The Youth Movement
- Category: Foundation
- Posted On:
- Written By: Susan Xiong
Sitting in a meeting room to plan the next Lompoc Hospital District Foundation fundraiser are a dedicated group of people who have joined by a young man — Tyler Perry — who wasn’t even alive when the Foundation first came into being almost 26 years ago.
Perry, who recently turned 21, is the grand-nephew of Foundation President Alice Milligan. But it’s not only familial duty that brings Tyler to the meetings and events. He really likes it.
“Ever since high school, I’ve always been involved,” he explains. “I was into sports and clubs. I worked at the Aquarium at Cabrillo (High School). I’ve always volunteered. I like being around people. I’m a real people person.”
Milligan recalls Perry volunteering as a high school junior. “He is one of the most enthusiastic young people I have worked with,” she said. “He thoroughly enjoys working as a volunteer.”
Though he started out as the “dessert guy” serving treats at the Foundation’s annual Holiday Tea and Home Tour fundraiser, it was at last year’s Colorthon fundraiser where he made himself known, pitching the idea to the foundation’s Special Events Committee after attending the group’s walk-a-thon and finding it a bit “depressing. No one attended.”
“I knew (Colorthons) were successful,” Perry says.
“I went to a run Parks and Rec put on in Santa Maria. There were little kids and ladies in their 70s. It reached everybody.”
He told the Foundation leaders that the group didn’t host fundraising events that would attract families and children.
“The purpose is to make money for the hospital,” he says. “It could be fun, but at the end of the day, it needs to make money. “
To get the effort in gear, he recruited more than 50 teenage volunteers from both Lompoc and Cabrillo high schools, tested paint and put up posters at colleges throughout the Central Coast.
The Colorthon raised $11,000 for the hospital’s capital needs last year, and he hopes to double the amount this year.

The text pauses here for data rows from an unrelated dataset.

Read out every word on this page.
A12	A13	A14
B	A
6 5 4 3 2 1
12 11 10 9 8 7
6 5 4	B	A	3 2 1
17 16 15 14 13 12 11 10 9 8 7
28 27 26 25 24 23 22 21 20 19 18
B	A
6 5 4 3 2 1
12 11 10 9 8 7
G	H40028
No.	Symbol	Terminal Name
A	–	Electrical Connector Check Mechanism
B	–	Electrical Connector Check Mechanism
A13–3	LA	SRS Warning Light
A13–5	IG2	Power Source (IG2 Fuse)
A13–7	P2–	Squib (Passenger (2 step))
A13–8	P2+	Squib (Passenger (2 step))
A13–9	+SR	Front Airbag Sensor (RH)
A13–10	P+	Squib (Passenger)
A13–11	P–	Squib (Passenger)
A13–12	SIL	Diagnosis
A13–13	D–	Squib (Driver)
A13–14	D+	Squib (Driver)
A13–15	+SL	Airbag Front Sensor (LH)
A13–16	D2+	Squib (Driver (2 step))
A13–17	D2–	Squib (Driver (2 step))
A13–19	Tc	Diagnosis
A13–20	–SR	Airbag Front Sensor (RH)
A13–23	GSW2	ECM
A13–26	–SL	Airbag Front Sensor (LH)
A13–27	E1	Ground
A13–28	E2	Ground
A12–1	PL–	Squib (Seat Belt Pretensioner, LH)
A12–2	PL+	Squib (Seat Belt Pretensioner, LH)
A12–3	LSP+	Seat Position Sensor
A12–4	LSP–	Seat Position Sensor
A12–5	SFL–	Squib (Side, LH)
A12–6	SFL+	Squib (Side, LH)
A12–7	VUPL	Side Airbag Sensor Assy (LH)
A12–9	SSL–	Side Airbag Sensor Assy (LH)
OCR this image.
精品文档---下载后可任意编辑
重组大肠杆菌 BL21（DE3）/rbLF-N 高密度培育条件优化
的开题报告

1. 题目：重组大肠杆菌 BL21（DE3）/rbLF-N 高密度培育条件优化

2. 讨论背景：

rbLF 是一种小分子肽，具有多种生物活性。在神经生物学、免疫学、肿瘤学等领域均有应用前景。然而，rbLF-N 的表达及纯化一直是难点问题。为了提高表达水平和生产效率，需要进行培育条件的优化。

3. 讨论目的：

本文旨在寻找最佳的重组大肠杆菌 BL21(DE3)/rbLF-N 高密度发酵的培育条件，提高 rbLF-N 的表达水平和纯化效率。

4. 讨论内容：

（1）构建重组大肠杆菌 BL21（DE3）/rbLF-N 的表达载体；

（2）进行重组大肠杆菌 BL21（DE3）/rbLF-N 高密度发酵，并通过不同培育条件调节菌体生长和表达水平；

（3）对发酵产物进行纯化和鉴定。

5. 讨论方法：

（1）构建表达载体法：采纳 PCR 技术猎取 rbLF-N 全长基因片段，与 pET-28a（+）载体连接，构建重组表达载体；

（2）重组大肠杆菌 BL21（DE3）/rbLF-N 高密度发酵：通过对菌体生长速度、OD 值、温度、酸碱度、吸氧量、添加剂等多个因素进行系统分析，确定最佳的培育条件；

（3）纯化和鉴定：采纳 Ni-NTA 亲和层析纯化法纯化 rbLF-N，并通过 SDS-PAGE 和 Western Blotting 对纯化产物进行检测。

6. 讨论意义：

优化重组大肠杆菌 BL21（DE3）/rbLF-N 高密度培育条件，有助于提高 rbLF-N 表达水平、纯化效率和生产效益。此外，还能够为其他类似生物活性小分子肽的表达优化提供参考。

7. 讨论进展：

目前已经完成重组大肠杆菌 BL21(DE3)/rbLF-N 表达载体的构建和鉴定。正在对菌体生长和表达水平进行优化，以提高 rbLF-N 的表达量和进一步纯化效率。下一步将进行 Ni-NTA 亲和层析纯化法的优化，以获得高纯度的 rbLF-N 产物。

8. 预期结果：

A few months after the Colorthon, Perry was named as the youngest member of the Foundation’s Board of Trustees.
“Tyler’s enthusiasm is contagious,” Milligan says. “As one of our Trustees mentioned lately, ‘He is a keeper.’”
Born at the old Lompoc Hospital, Perry wants to finish college and remain in town.
“I love Lompoc; I never want to leave,” he said. “I work with Lompoc’s finest. Even though they’re people who are 30 and 40 years older than I am, I feel like I somewhat t in.”